The BKMS System website, operated by EQS Group AG, provides a compliance and whistleblowing platform targeted at businesses requiring secure reporting solutions. The current website content is minimal due to ongoing maintenance, limiting the availability of detailed information. The business is positioned as a specialized technology provider in compliance software, with a medium-sized presence in Switzerland. Technically, the website uses basic HTML and CSS without advanced frameworks or CMS detected. The site lacks visible security headers, privacy policies, and contact information, which reduces its compliance and security posture. No analytics or tracking technologies are present, indicating minimal user tracking. From a security perspective, the site is accessible without WAF or blocking mechanisms, but it lacks important security best practices such as HTTPS enforcement visibility and security headers. The WHOIS data aligns well with the business identity, supporting legitimacy. Overall, the site scores moderately due to limited content and missing compliance documentation.
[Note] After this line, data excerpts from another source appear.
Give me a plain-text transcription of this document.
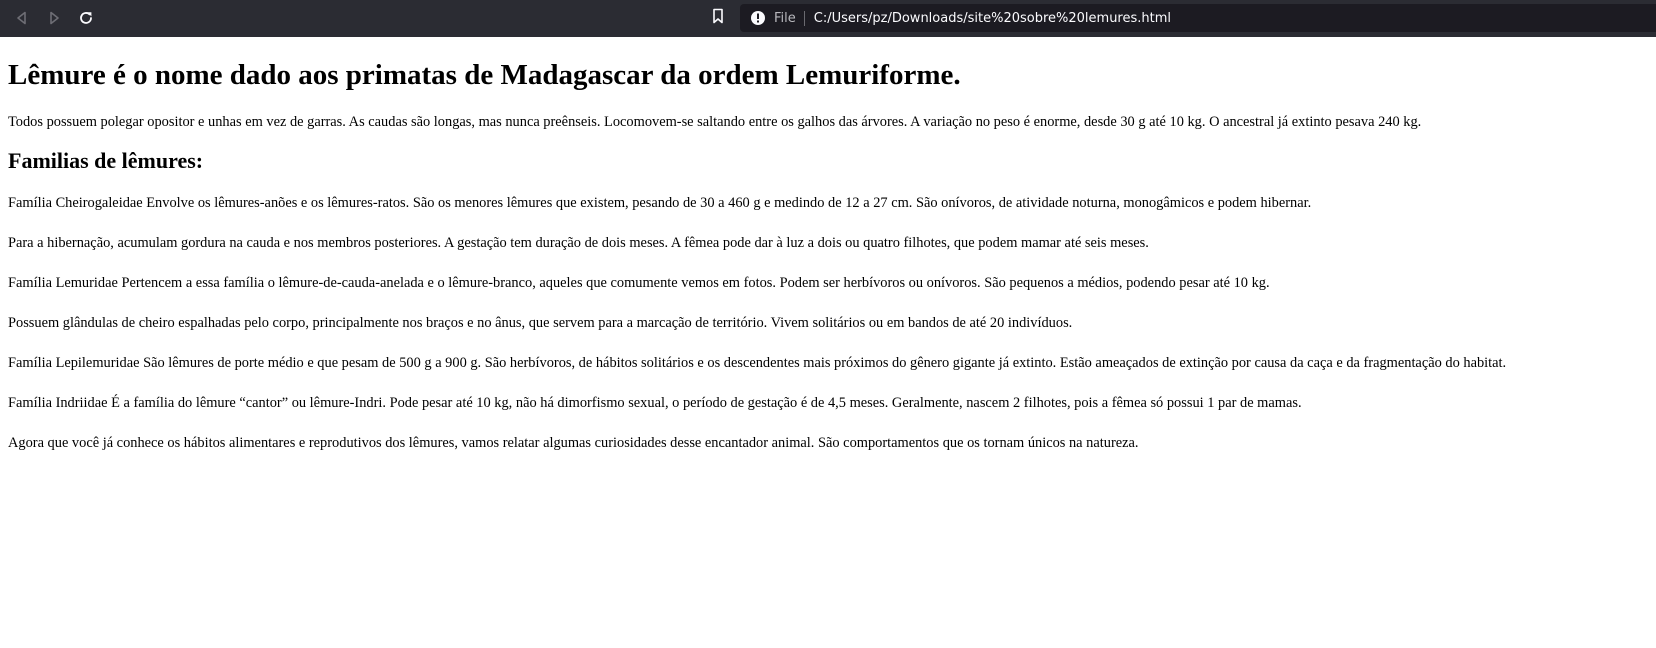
File	C:/Users/pz/Downloads/site%20sobre%20lemures.html
Lêmure é o nome dado aos primatas de Madagascar da ordem Lemuriforme.

Todos possuem polegar opositor e unhas em vez de garras. As caudas são longas, mas nunca preênseis. Locomovem-se saltando entre os galhos das árvores. A variação no peso é enorme, desde 30 g até 10 kg. O ancestral já extinto pesava 240 kg.

Familias de lêmures:

Família Cheirogaleidae Envolve os lêmures-anões e os lêmures-ratos. São os menores lêmures que existem, pesando de 30 a 460 g e medindo de 12 a 27 cm. São onívoros, de atividade noturna, monogâmicos e podem hibernar.

Para a hibernação, acumulam gordura na cauda e nos membros posteriores. A gestação tem duração de dois meses. A fêmea pode dar à luz a dois ou quatro filhotes, que podem mamar até seis meses.

Família Lemuridae Pertencem a essa família o lêmure-de-cauda-anelada e o lêmure-branco, aqueles que comumente vemos em fotos. Podem ser herbívoros ou onívoros. São pequenos a médios, podendo pesar até 10 kg.

Possuem glândulas de cheiro espalhadas pelo corpo, principalmente nos braços e no ânus, que servem para a marcação de território. Vivem solitários ou em bandos de até 20 indivíduos.

Família Lepilemuridae São lêmures de porte médio e que pesam de 500 g a 900 g. São herbívoros, de hábitos solitários e os descendentes mais próximos do gênero gigante já extinto. Estão ameaçados de extinção por causa da caça e da fragmentação do habitat.

Família Indriidae É a família do lêmure “cantor” ou lêmure-Indri. Pode pesar até 10 kg, não há dimorfismo sexual, o período de gestação é de 4,5 meses. Geralmente, nascem 2 filhotes, pois a fêmea só possui 1 par de mamas.

Agora que você já conhece os hábitos alimentares e reprodutivos dos lêmures, vamos relatar algumas curiosidades desse encantador animal. São comportamentos que os tornam únicos na natureza.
Strategic recommendations include adding comprehensive privacy and cookie policies, improving security headers and HTTPS enforcement, providing clear contact and incident response information, and enhancing technical SEO and accessibility to improve user experience and trust.

J

JAKALA

jakala.com

51

JAKALA is a global data, AI, and experiences company focused on delivering impactful business solutions across multiple industries including consumer goods, financial services, automotive, public sector, and more. The company leverages strategy, technology, and activations to provide tailored, transformative solutions with data and AI at the core. The website demonstrates a professional digital presence built on HubSpot CMS, integrating modern technologies such as Swiper.js and Google Tag Manager for analytics and marketing. Security posture is solid with HTTPS enforced and no visible vulnerabilities, though the absence of security headers and explicit privacy policies indicates room for improvement. The lack of WHOIS data reduces domain trustworthiness, but the overall business credibility and content quality remain high. Strategic recommendations include enhancing privacy compliance, publishing security policies, and improving transparency around incident response and vulnerability disclosures.